Haberse topado con Josep M. Ninot Sugranyes, su coordinador de tesis, es un antes y un después en la carrera del Alba Anadon Rosell. “Siempre digo que he tenido la suerte de tener un supervisor de tesis que es muy humano. Más allá de la ciencia, es esencial que alguien te escuche, que te apoye con temas académicos, a quien puedes llamar a la puerta y que supervise tu tarea por gusto”.

Y ese es su director de tesis y también la cosupervisora, Sara Palacio Blasco. También responden a este carácter Ellen Dorrepaal -su supervisora en Suecia- y Melissa Dawes, de quien dependió directamente en Suiza. “Melissa Dawes quizás fue mi primera referente mujer, de quien aprendí muchísimo”.

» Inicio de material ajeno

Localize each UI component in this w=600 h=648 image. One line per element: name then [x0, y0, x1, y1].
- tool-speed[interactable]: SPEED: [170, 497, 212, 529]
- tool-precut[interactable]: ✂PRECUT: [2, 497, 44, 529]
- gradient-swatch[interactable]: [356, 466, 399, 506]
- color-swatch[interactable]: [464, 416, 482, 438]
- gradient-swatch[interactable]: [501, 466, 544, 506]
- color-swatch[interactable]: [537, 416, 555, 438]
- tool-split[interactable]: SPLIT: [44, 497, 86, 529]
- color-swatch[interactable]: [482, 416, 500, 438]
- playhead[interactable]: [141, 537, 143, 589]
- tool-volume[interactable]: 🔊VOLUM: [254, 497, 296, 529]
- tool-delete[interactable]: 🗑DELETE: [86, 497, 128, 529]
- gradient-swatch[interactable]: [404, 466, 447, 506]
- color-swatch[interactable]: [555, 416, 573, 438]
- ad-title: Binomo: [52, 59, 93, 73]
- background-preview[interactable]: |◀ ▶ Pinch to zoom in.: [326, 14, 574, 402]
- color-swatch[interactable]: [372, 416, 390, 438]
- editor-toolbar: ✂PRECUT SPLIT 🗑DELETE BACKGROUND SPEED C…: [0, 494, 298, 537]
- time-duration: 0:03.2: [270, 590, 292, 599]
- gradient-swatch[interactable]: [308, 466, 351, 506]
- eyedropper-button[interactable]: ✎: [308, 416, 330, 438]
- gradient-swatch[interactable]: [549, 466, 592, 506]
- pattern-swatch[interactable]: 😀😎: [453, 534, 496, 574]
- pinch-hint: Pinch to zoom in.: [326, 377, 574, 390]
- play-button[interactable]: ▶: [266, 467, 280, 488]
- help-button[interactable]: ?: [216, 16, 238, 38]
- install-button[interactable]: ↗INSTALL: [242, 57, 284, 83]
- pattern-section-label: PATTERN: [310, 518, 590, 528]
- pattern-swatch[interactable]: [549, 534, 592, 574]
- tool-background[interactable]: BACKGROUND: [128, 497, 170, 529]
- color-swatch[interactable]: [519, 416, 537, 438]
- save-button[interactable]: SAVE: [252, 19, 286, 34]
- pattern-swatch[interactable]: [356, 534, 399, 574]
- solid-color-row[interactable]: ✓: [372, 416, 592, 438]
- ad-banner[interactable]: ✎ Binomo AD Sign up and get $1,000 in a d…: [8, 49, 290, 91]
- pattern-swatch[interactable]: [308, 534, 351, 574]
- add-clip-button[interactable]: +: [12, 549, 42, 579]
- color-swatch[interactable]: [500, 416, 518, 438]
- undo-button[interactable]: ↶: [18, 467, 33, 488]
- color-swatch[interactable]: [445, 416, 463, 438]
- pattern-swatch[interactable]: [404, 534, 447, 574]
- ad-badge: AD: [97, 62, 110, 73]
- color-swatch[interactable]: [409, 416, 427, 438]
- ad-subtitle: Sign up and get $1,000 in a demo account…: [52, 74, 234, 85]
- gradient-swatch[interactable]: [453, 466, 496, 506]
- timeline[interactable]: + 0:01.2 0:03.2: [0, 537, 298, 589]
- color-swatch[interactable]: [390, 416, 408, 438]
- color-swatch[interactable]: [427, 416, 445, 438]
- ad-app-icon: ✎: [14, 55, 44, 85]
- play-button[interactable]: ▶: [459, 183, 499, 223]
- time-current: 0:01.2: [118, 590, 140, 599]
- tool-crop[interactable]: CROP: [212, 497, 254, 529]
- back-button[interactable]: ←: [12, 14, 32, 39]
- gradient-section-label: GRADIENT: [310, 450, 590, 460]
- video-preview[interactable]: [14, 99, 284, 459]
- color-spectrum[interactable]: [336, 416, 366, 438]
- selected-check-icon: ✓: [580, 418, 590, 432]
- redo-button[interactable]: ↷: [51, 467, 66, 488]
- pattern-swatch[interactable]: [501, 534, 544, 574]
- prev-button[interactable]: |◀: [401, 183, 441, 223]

Se despide explicando que la danza tiene una presencia importante en su tiempo libre desde pequeña, y que durante su estancia postdoctoral en Alemania asistió a clases de ballet clásico y danza contemporánea. “Lo he probado todo: clásico, teatro musical, claqué, danza moderna y contemporánea“. Su maestra actual es demasiado acrobática para su estado de gestación… “lo doy todo en clase y me da un poco de miedo pasarme ahora”. Sin duda, la maternidad también marcará un antes y un después.